Informatieverstrekking aan de Commissie

1.   De lidstaten stellen de Commissie onverwijld in kennis van elk voornemen om de vergunning van een luchtvaartmaatschappij van de Staat Israel overeenkomstig artikel 4 van de Overeenkomst te weigeren, in te trekken, te schorsen of te beperken.

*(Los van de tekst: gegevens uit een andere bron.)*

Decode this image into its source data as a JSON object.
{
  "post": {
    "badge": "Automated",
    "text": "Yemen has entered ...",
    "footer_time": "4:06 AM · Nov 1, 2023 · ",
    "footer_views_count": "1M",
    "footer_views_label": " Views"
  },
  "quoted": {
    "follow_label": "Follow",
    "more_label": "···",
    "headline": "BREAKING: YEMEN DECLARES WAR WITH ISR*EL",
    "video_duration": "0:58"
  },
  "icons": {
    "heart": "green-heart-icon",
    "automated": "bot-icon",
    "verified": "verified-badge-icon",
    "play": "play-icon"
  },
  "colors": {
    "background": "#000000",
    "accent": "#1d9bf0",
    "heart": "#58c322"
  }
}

2.   De lidstaten stellen de Commissie onverwijld in kennis van verzoeken of aanmeldingen die zij uit hoofde van artikel 13 van de Overeenkomst hebben gedaan of ontvangen.

3.   De lidstaten stellen de Commissie onverwijld in kennis van verzoeken of aanmeldingen die zij uit hoofde van artikel 14 van de Overeenkomst hebben gedaan of ontvangen.

Artikel 7

Inwerkingtreding

Dit besluit treedt in werking op de dag waarop het wordt vastgesteld.

Gedaan te Brussel, 20 december 2012.

Voor de Raad

De voorzitter

E. FLOURENTZOU


(1)  De datum van ondertekening van de overeenkomst wordt door het secretariaat-generaal van de Raad in het Publicatieblad van de Europese Unie bekendgemaakt.